FridaysForFuture, WWF, Greenpeace. Jeder kennt diese Organisationen. Sie sind die wohl bekanntesten Vereine in Sachen Umweltschutz. Nun stellt sich jedoch die Frage, warum wir das Klima überhaupt schützen sollen.
Diese Frage lässt sich aus zweierlei Perspektiven beantworten. Zunächst aus der religiösen Sicht. Im Christentum und im Islam wird der Mensch als „Verwalter“ oder „Wächter“ der Erde angesehen. Das bedeutet, dass der Mensch über die Tier- und Pflanzenwelt herrscht. Es zählt zu seinen Aufgaben, sich um den Erhalt seiner Umwelt zu kümmern. Während das Christentum eine Pflicht zum Naturschutz aufweist, sagt der Islam, dass Umweltsünder nicht in den Himmel gelangen. Doch selbst bei einer so klaren Aufgabenstellung ist dies nicht jedem Anhänger dieser Religion bekannt, oder es wird entweder ohne Absicht oder ganz gekonnt ignoriert. Auch im Christentum fällt es nicht schwer, seine Pflicht beiseite zu legen.
Das Judentum hingegen weist von vornherein einen „grünen Lebensentwurf“ auf. Hier wird Fokus auf die Bewahrung der Umwelt sowie die Wiederverwendung von Dingen gelegt. Außerdem ist es bei religiösen Festen, von denen viele einen Bezug zur Umwelt haben, schwer, sich nicht für den Naturschutz einzusetzen. Zudem existiert ein Nationalfonds, dessen Spenden zum Erhalt der Natur verwendet werden.
Die Frage, warum wir das Klima schützen sollen, lässt sich allerdings auch aus philosophischer, sprich nicht-religiöser Sicht beantworten. Ein Grund für den Umweltschutz ist das eigene Ego. Aus eigenem Interesse sollte man auf die sich schnell verändernde Umwelt achten. Was vor 100 Jahren noch weit weg schien, ist nun greifbar nah. Naturkatastrophen sind alltäglich und ein irreversibler Schaden ist nah.

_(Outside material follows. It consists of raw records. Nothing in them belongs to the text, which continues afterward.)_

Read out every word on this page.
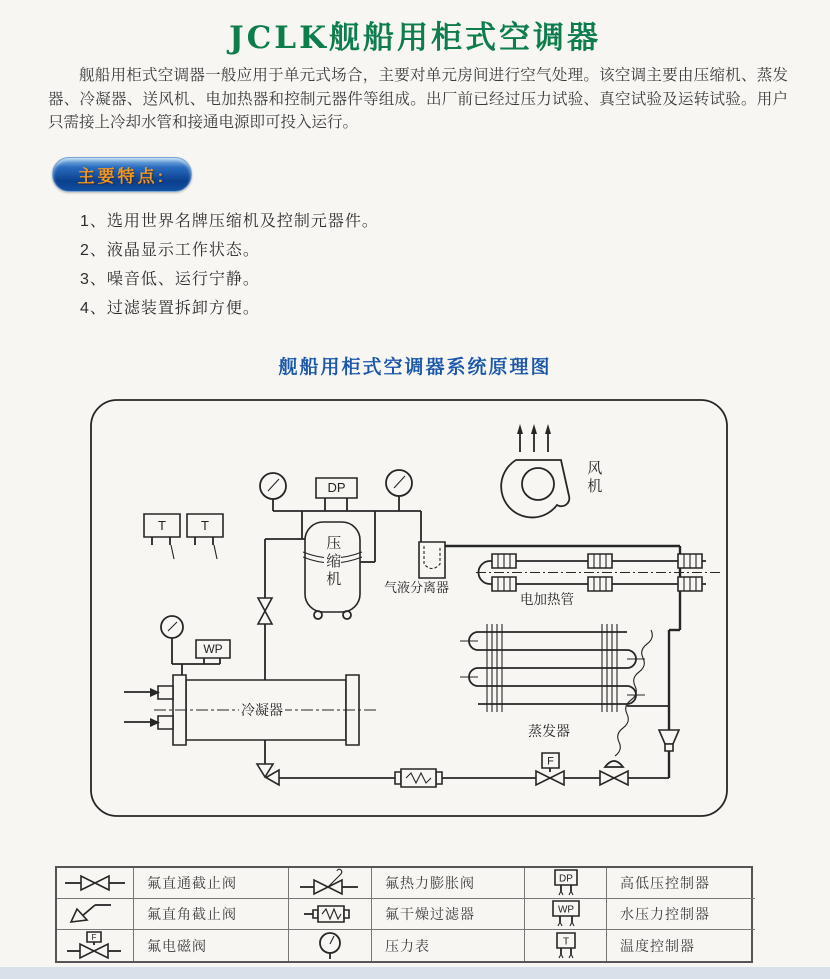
JCLK舰船用柜式空调器

舰船用柜式空调器一般应用于单元式场合，主要对单元房间进行空气处理。该空调主要由压缩机、蒸发器、冷凝器、送风机、电加热器和控制元器件等组成。出厂前已经过压力试验、真空试验及运转试验。用户只需接上冷却水管和接通电源即可投入运行。

主要特点:
1、选用世界名牌压缩机及控制元器件。
2、液晶显示工作状态。
3、噪音低、运行宁静。
4、过滤装置拆卸方便。
舰船用柜式空调器系统原理图
T	T
DP
WP
F
风机
压缩机	气液分离器
电加热管
蒸发器
冷凝器
氟直通截止阀	氟热力膨胀阀	DP	高低压控制器
氟直角截止阀	氟干燥过滤器	WP	水压力控制器
F
氟电磁阀	压力表	T	温度控制器
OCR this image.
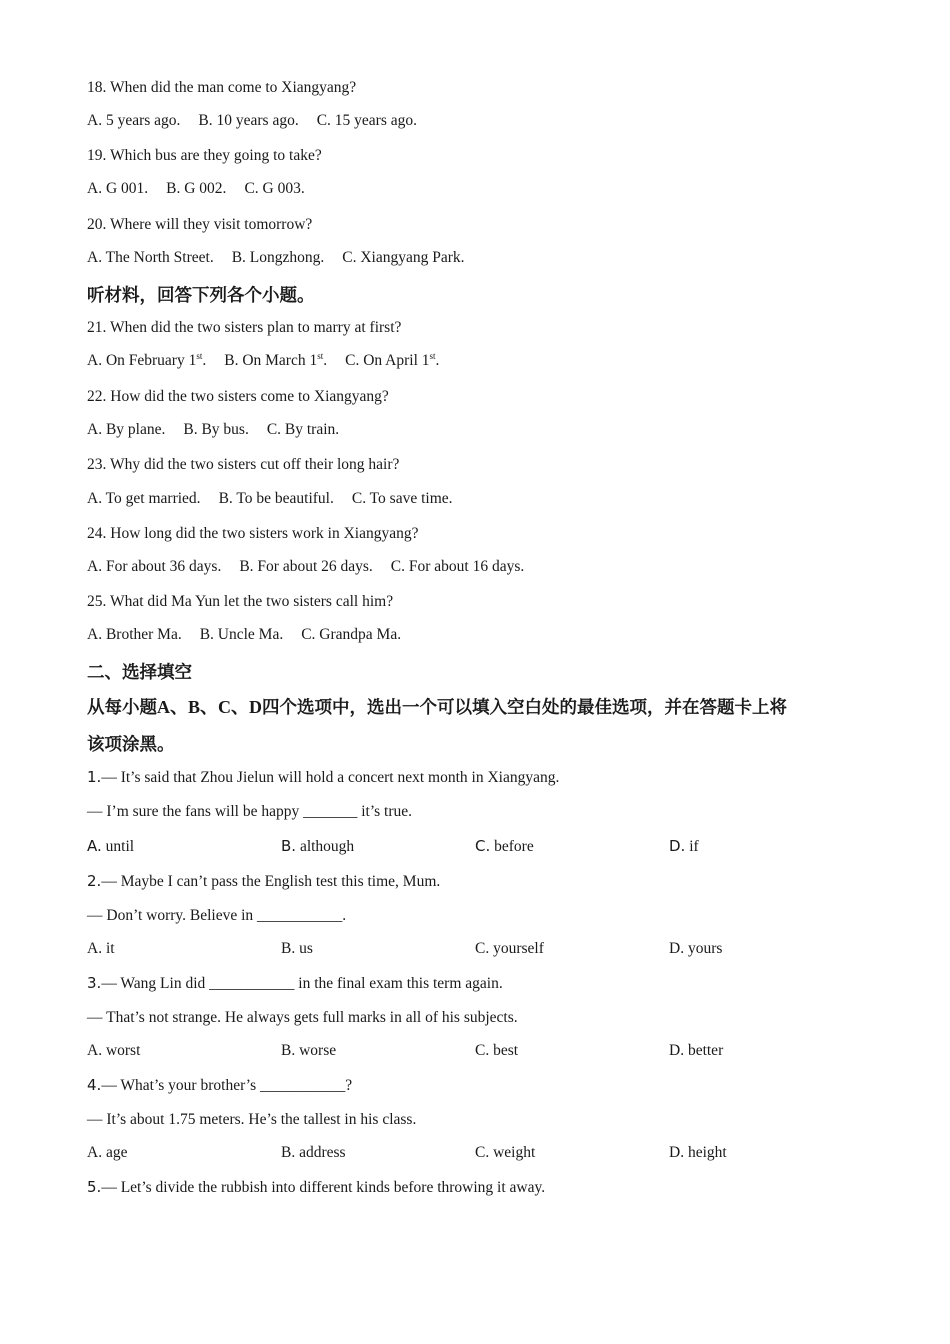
18. When did the man come to Xiangyang?
A. 5 years ago. B. 10 years ago. C. 15 years ago.
19. Which bus are they going to take?
A. G 001. B. G 002. C. G 003.
20. Where will they visit tomorrow?
A. The North Street. B. Longzhong. C. Xiangyang Park.
听材料，回答下列各个小题。
21. When did the two sisters plan to marry at first?
A. On February 1st. B. On March 1st. C. On April 1st.
22. How did the two sisters come to Xiangyang?
A. By plane. B. By bus. C. By train.
23. Why did the two sisters cut off their long hair?
A. To get married. B. To be beautiful. C. To save time.
24. How long did the two sisters work in Xiangyang?
A. For about 36 days. B. For about 26 days. C. For about 16 days.
25. What did Ma Yun let the two sisters call him?
A. Brother Ma. B. Uncle Ma. C. Grandpa Ma.
二、选择填空
从每小题A、B、C、D四个选项中，选出一个可以填入空白处的最佳选项，并在答题卡上将
该项涂黑。
1.— It’s said that Zhou Jielun will hold a concert next month in Xiangyang.
— I’m sure the fans will be happy _______ it’s true.
A. until	B. although	C. before	D. if
2.— Maybe I can’t pass the English test this time, Mum.
— Don’t worry. Believe in ___________.
A. it	B. us	C. yourself	D. yours
3.— Wang Lin did ___________ in the final exam this term again.
— That’s not strange. He always gets full marks in all of his subjects.
A. worst	B. worse	C. best	D. better
4.— What’s your brother’s ___________?
— It’s about 1.75 meters. He’s the tallest in his class.
A. age	B. address	C. weight	D. height
5.— Let’s divide the rubbish into different kinds before throwing it away.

Wer also ein unbeschwertes Leben führen möchte, sollte sich für den Klimaschutz einsetzen. Wenn nicht für sich selbst, dann sollte man trotzdem für zukünftige Generationen eine gut erhaltene Umwelt garantieren, es sei denn man möchte, dass das Leben der eigenen Kinder durch Klimakrisen komplett auf den Kopf gestellt wird.